Published online by Cambridge University Press: 05 February 2013
Humans both desire and tire of the security and inevitability of senies-gleichen geschieht (the selfsame happens) and long for and fear its equally inevitable interruption. This tension is palpable, again and again in seemingly infinite variation, in both the themes and the experimental techniques of Musil's novel. Its complications are expressed only in part by Ulrich's confession to his sister Agathe, “Ich habe auch das unstillbare Streben in mir, die Erlebnisse wiederholbar zu machen. Aber in dem Augenblick, wo sie es sind, ist die Welt materiell und langweilig. Du hast gestern ein Wort gesagt, das mich ergriffen hat: Alles, was wir tun, ist unwiederholbar …” (MoE, 1645; I also have this irrepressible striving in me to make experiences repeatable. But in the moment when they become repeatable, the world is material and boring. Yesterday you said something that moved me: everything that we do is unrepeatable …).

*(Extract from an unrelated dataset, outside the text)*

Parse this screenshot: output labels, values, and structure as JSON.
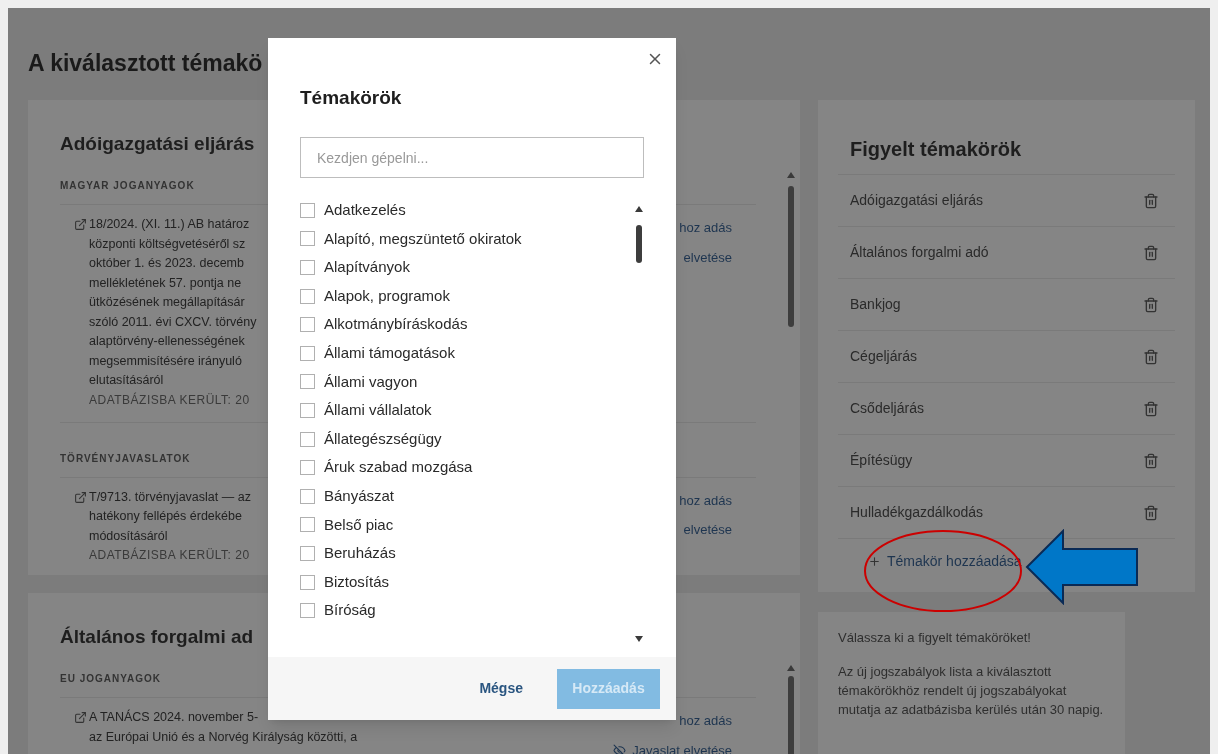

One may agree with Agathe that nothing we do is repeatable. Or one may believe that there is nothing new under the sun, while still believing that human innovation or choice and will can contribute something to the status of reality; or believe that at bottom “das Ding an sich” is a priori constant but also acknowledge that human subjectivity inhibits a communal agreement on what any given thing is. As is philosophically current, one may argue instead that any seemingly common or shared truth, essence, or experience is nothing but a social construct, invented by the “power elite” to enforce conformity to a value system “privileging” its own interests.